We've written frequently here at Scaling Green about the enormous amounts of taxpayer-funded corporate welfare flowing to the fossil fuel industry -- see IEA: Fossil Fuels Get $550 Billion/Year in Subsidies, 4x More than Clean Energy, “The fossil fuel industry receives billions in taxpayer subsidies as the wind industry fights to take flight”, for instance. We've repeatedly emphasized both that the science is absolutely clear regarding the damage excessive reliance on fossil fuels is doing to the environment, health, national security and other "negative externalities." Clearly, throwing the fossil fuel "welfare bums" off of their taxpayer-funded-subsidy gravy train is an urgent matter, for a host of compelling reasons.
Yet somehow, as a new report by Oil Change International and the Overseas Development Institute finds, the gravy train rolls on. In fact, it's even increased in the United States since 2009. As a recent Quartz article explains:
Fossil fuels are big money-spinners—Saudi Arabia, for example, makes 80% of government revenues from oil.
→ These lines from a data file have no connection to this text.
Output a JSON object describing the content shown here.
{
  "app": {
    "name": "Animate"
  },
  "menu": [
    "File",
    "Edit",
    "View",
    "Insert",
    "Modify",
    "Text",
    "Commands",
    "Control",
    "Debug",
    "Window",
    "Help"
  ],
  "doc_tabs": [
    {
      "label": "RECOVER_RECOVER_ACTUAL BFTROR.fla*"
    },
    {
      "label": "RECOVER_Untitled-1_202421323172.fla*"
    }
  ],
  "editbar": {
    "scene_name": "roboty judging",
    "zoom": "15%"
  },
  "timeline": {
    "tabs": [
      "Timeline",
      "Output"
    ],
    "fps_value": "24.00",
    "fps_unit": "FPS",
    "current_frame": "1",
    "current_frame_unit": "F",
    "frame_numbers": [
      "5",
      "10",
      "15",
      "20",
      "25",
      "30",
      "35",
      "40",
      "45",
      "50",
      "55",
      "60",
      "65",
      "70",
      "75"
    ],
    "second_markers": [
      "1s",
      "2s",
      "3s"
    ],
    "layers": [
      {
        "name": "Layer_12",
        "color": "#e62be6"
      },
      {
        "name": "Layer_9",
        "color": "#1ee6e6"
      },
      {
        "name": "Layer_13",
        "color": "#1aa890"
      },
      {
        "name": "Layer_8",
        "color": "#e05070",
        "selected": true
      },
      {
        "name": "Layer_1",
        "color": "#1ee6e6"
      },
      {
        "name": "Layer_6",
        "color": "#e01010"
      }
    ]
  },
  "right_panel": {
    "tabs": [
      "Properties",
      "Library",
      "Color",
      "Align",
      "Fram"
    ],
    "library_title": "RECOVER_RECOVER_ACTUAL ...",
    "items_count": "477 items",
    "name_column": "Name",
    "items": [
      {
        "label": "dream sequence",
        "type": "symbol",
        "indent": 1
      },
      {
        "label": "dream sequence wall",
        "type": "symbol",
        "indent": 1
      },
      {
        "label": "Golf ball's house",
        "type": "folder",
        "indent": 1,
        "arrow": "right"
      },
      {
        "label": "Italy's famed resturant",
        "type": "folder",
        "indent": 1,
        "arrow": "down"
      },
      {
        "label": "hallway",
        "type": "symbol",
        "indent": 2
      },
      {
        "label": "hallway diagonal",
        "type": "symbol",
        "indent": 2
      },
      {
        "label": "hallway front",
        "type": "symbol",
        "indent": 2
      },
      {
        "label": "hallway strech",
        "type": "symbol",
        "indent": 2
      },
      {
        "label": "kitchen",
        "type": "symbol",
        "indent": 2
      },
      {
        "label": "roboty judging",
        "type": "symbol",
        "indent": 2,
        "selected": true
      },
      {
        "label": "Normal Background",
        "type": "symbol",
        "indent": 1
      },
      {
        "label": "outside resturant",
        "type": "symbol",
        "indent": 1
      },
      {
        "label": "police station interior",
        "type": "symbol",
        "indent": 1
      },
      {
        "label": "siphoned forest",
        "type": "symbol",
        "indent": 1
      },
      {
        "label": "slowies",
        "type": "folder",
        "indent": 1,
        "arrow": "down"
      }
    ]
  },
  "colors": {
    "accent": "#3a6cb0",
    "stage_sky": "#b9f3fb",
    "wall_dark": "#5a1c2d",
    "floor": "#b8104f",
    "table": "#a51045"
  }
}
They’re also problematic, not least because carbon-reduction goals already mean great swathes of known reserves could become “stranded,” or uneconomical to extract.
So why are rich governments still paying hundreds of billions every year to prop up the production of everything from coal to crude? The question was posed again this week in a report (pdf) from the UK’s Overseas Development Institute, a think tank, and Oil Change International, an NGO that advocates for a reduction in the use of fossil fuels.
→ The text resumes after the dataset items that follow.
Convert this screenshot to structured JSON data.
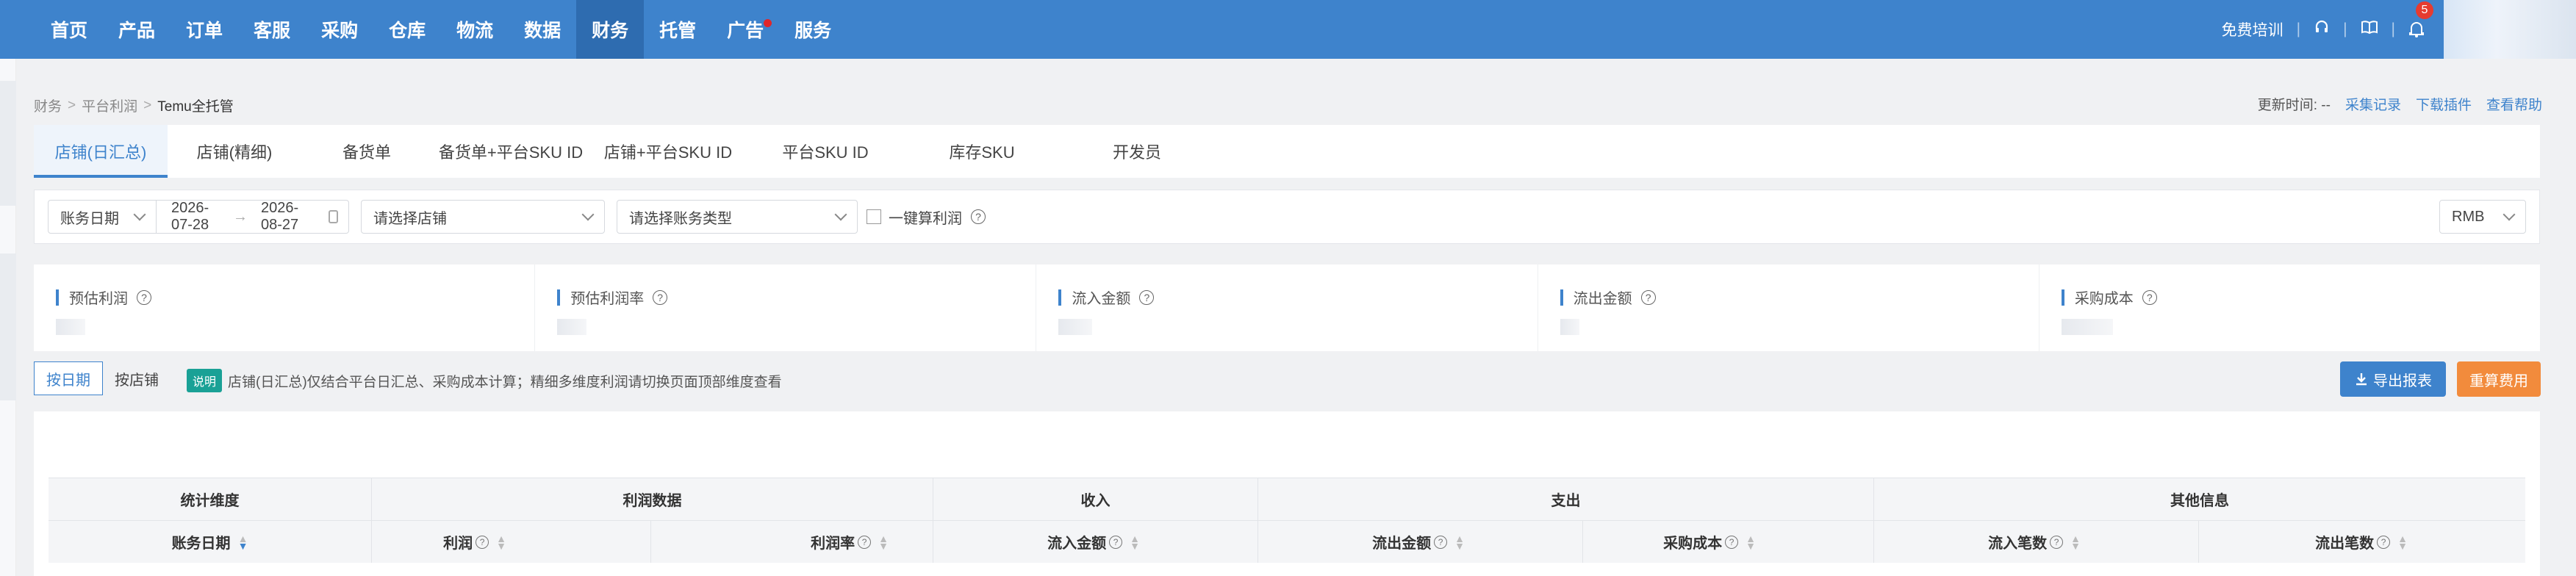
{
  "nav": {
    "items": [
      {
        "label": "首页"
      },
      {
        "label": "产品"
      },
      {
        "label": "订单"
      },
      {
        "label": "客服"
      },
      {
        "label": "采购"
      },
      {
        "label": "仓库"
      },
      {
        "label": "物流"
      },
      {
        "label": "数据"
      },
      {
        "label": "财务"
      },
      {
        "label": "托管"
      },
      {
        "label": "广告"
      },
      {
        "label": "服务"
      }
    ],
    "active": "财务",
    "free_training": "免费培训",
    "notification_count": "5"
  },
  "breadcrumb": {
    "items": [
      "财务",
      "平台利润",
      "Temu全托管"
    ]
  },
  "header": {
    "update_time_label": "更新时间:",
    "update_time_value": "--",
    "link_collect": "采集记录",
    "link_download": "下载插件",
    "link_help": "查看帮助"
  },
  "tabs": [
    {
      "label": "店铺(日汇总)"
    },
    {
      "label": "店铺(精细)"
    },
    {
      "label": "备货单"
    },
    {
      "label": "备货单+平台SKU ID"
    },
    {
      "label": "店铺+平台SKU ID"
    },
    {
      "label": "平台SKU ID"
    },
    {
      "label": "库存SKU"
    },
    {
      "label": "开发员"
    }
  ],
  "filters": {
    "date_type": "账务日期",
    "start_date": "2026-07-28",
    "end_date": "2026-08-27",
    "store_placeholder": "请选择店铺",
    "account_type_placeholder": "请选择账务类型",
    "calc_profit_label": "一键算利润",
    "currency": "RMB"
  },
  "summary_cards": [
    {
      "title": "预估利润"
    },
    {
      "title": "预估利润率"
    },
    {
      "title": "流入金额"
    },
    {
      "title": "流出金额"
    },
    {
      "title": "采购成本"
    }
  ],
  "view_toggle": {
    "by_date": "按日期",
    "by_store": "按店铺"
  },
  "note": {
    "tag": "说明",
    "text": "店铺(日汇总)仅结合平台日汇总、采购成本计算；精细多维度利润请切换页面顶部维度查看"
  },
  "buttons": {
    "export": "导出报表",
    "recalc": "重算费用"
  },
  "table": {
    "groups": [
      {
        "label": "统计维度"
      },
      {
        "label": "利润数据"
      },
      {
        "label": "收入"
      },
      {
        "label": "支出"
      },
      {
        "label": "其他信息"
      }
    ],
    "columns": [
      {
        "label": "账务日期"
      },
      {
        "label": "利润"
      },
      {
        "label": "利润率"
      },
      {
        "label": "流入金额"
      },
      {
        "label": "流出金额"
      },
      {
        "label": "采购成本"
      },
      {
        "label": "流入笔数"
      },
      {
        "label": "流出笔数"
      }
    ]
  },
  "colors": {
    "primary": "#3e83cc",
    "orange": "#f28b3c",
    "teal": "#1aa196"
  }
}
They researched the G20 countries subsidy of fossil fuels in three key areas: direct subsidies, investment in state-owned companies, and public finance—for example to development banks.
The total figure they came up with was an eye-watering $452 billion every year.
That's right: $452 billion a year flowing to environment-destroying, increasingly uneconomic fossil fuels, even as the planet heats up due to fossil-fuel-induced global warming, and even as countries prepare to meet in Paris at a climate summit aimed at doing something about this problem. Well, one thing the Paris summit could do would be to agree that subsidizing the same dirty energy sources that are turbocharging global warming makes absolutely no sense whatsoever, and should be ended immediately. While they're at it, they could pledge to use that money to accelerate the transition to a 100% clean energy economy as rapidly as possible. For now, though, the money's flowing in exactly the wrong direction, to a dirty energy industry that neither needs it nor deserves it. At long last, that needs to end.